Ball-built asteroid hunter going back to work
Last Updated: 14:13 August 22, 2013
Launched in December 2009, Ball Aerospace built the WISE BCP-300 spacecraft bus under contract to NASA's Jet Propulsion Laboratory. During its original 10-month operation, the mission collected more than 2.7 million images taken at four infrared wavelengths of light, capturing everything from nearby asteroids to distant galaxies.
After completing WISE's primary science mission, it began a four-month mission with the primary purpose of hunting for more asteroids and comets. The mission's discoveries of previously unknown objects include 21 comets, more than 34,000 asteroids in the main belt between Mars and Jupiter, and 135 near-Earth objects.
The renewed mission again will focus on detecting near-Earth objects that may be of importance for identification and detection of asteroids for future NASA missions.

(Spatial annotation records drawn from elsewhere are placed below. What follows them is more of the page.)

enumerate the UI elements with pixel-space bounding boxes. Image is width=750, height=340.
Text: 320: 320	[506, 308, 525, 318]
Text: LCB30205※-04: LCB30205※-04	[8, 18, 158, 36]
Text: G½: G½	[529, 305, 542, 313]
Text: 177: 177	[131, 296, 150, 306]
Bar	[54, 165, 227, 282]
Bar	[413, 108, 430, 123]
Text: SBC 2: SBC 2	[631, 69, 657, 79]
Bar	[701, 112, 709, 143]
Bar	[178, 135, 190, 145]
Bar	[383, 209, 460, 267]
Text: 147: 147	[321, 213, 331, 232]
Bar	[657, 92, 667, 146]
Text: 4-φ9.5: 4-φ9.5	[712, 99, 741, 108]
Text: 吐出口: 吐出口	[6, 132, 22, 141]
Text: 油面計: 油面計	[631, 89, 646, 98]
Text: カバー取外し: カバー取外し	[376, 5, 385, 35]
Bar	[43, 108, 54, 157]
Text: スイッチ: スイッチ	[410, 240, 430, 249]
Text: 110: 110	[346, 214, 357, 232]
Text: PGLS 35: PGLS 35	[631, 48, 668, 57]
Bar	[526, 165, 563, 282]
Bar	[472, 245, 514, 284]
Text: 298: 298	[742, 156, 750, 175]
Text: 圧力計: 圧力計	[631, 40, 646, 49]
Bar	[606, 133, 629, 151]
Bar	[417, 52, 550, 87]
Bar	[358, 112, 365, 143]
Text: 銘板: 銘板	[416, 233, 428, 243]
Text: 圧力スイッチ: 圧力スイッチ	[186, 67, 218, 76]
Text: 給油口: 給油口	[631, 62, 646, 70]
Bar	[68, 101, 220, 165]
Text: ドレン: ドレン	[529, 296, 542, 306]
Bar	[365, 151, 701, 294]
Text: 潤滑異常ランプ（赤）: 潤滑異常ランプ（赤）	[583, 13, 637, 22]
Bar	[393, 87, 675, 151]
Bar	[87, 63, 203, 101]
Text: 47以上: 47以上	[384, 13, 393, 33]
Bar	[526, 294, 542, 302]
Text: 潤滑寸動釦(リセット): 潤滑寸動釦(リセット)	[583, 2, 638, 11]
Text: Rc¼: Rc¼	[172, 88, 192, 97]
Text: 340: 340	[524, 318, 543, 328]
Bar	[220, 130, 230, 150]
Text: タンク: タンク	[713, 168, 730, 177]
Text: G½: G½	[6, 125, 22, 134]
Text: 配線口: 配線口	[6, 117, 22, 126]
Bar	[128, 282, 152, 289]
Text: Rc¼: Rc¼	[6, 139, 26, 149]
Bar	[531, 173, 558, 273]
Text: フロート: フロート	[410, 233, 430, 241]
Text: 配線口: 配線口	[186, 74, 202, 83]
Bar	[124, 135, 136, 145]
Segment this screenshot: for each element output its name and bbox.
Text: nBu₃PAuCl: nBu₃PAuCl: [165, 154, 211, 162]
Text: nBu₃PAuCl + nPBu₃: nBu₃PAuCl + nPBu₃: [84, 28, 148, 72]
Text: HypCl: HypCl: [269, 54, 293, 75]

"The multiple repurposing of WISE is proving to be much like Ball's Deep Impact spacecraft," said Jim Oschmann, vice president and general manager for Ball's Civil Space & Technology business unit. "You expect a satellite to complete its initial mission, and then when it remains healthy it makes sense to further utilize the spacecraft for additional research and discovery."
WISE observations have led to numerous discoveries, including the elusive coolest class of stars, the first known "Trojan" asteroid to share the same orbital path around the sun as Earth, and locations of supermassive black holes throughout the universe called blazars.